On a Saturday afternoon many years ago, I attended the memorial service for a friend’s spouse. After the formal service there was a coffee time and I was sitting beside a man I didn’t know. I guessed he was about 65. His tanned visage and rugged physique suggested he had spent many years in the outdoors. Turning to me he asked, “What line of work are you in?” I sensed he wanted to know what sort of person I was. Possibly my long black hair and beard intrigued him. Funerals often prod us to dig a little deeper.
“I started as a heavy equipment operator and truck driver,” I replied. “It really wasn’t something I wanted to do my entire working life. I spent 4 years at SFU and earned a degree in sociology and political science. I got a job in community corrections and my work now takes me into prisons like the B.C. Penitentiary, Oakalla, Matsqui Institution and others. We deal with inmates and parolees who have committed serious crimes, including bank robberies, drug trafficking and murder. Our purpose is to provide the supports they need to move beyond a life of crime.”
We talked for about half an hour and when he pushed back his chair to leave he said, “you’ve had an interesting life already. I don’t regret having been a carpenter all my working years, or that my wife and I never moved from this community. I suppose though we could have ventured more.” There was a hint of chagrin in his voice.
I was reminded of this encounter recently while reading Big Magic by Elizabeth Gilbert.
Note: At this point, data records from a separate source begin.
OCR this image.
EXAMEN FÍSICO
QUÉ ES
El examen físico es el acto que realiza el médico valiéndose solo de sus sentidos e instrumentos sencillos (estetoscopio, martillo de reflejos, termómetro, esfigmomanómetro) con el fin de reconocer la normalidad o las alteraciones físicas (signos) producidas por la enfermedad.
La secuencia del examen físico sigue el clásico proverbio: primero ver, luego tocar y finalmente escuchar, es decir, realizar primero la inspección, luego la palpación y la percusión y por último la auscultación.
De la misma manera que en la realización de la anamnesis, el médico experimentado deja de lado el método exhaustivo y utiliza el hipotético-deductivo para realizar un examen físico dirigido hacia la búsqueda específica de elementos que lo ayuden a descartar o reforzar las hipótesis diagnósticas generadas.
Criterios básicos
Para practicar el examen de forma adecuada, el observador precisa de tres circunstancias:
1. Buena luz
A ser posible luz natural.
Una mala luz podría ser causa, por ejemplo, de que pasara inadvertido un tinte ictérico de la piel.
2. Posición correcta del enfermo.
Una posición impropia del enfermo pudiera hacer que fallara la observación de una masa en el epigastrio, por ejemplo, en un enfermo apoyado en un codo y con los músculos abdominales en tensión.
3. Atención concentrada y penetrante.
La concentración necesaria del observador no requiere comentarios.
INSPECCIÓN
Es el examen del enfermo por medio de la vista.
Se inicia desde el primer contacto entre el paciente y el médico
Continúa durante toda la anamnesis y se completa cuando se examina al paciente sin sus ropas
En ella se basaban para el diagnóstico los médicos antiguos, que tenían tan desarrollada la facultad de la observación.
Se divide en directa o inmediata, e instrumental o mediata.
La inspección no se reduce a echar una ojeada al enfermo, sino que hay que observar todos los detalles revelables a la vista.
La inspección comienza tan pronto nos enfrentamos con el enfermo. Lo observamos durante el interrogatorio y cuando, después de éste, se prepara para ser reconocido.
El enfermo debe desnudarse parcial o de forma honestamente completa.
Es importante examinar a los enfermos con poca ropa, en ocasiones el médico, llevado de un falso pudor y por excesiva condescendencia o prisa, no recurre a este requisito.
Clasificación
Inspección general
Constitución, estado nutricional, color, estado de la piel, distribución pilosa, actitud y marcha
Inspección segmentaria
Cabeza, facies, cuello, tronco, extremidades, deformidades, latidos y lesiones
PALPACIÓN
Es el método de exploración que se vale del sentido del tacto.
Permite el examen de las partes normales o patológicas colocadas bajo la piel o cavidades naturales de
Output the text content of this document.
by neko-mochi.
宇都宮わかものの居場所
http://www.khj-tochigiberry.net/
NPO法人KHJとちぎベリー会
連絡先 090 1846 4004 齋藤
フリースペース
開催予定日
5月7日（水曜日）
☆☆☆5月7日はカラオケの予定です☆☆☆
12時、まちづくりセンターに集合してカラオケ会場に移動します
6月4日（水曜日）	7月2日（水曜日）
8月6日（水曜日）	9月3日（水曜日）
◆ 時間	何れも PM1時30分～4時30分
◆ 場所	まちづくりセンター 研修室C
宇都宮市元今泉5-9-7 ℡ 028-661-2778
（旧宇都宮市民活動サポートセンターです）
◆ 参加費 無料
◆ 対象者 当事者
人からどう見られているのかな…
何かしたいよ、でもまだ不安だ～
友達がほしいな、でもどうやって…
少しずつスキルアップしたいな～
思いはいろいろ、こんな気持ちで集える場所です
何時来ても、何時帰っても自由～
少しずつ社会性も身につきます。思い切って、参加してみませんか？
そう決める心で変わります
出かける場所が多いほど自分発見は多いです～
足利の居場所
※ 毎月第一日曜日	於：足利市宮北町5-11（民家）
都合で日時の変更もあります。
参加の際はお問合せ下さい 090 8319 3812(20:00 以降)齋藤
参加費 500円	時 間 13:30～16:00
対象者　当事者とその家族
She believes we are all walking repositories of buried treasure. “The hunt to uncover this treasure,” she says, “that’s creative living. The courage to go on that hunt in the first place, that’s what separates a mundane existence from a more enchanted one.”
Looking back now, I have to admit I never really had the courage to embark on that hunt. I was shy and lacked confidence in social situations. Fortunately, I did get help from several sources. Linda and I had been married about two years when I woke one morning, startled by a thought that seemed to have been placed on a shelf directly in front of my face, waiting for me. The thought was “stop living tentatively.” It unsettled me and I wondered where it had come from. Although I had little interest in religion then, I seriously wondered if an angel might have swooped down from on high and deposited it there. I pondered the meaning of this “message,” but didn’t immediately tell Linda.
A second source of help came from the oft quoted poem by Jessie B. Rittenhouse. She wrote “I bargained with life for a penny, and Life would pay no more. However I begged at eventime when I counted my scanty store. For Life is just an employer, he gives you what you ask. But once you have set the wages,why, you must bear the task. I worked for a menial’s hire, only to learn, dismayed, that any wage I had asked of Life, Life would have willingly paid.”
After much discussion, Linda and I agreed we didn’t want to arrive at the end of our days and conclude we had lived tentatively, that we had “bargained with life for a penny.” I left my job operating heavy equipment and Linda resigned from a very secure position at the Royal Bank. We loaded our van and drove to 100 Mile House, without a plan or significant means. We bought a lot on Sheridan Lake, lived there in a tent for about 3 months, then decided I should apply to attend SFU.
Looking back over the years now, I don’t feel I ever became really adept at opening doors of opportunity. However, my curiosity has at times prodded me to lean against a door standing ajar. There have been a few I should not have entered, but I’ve come to somewhat understand Elizabeth Gilbert’s contention that “a creative life is an amplified life, a more interesting life,” even if sometimes we stumble.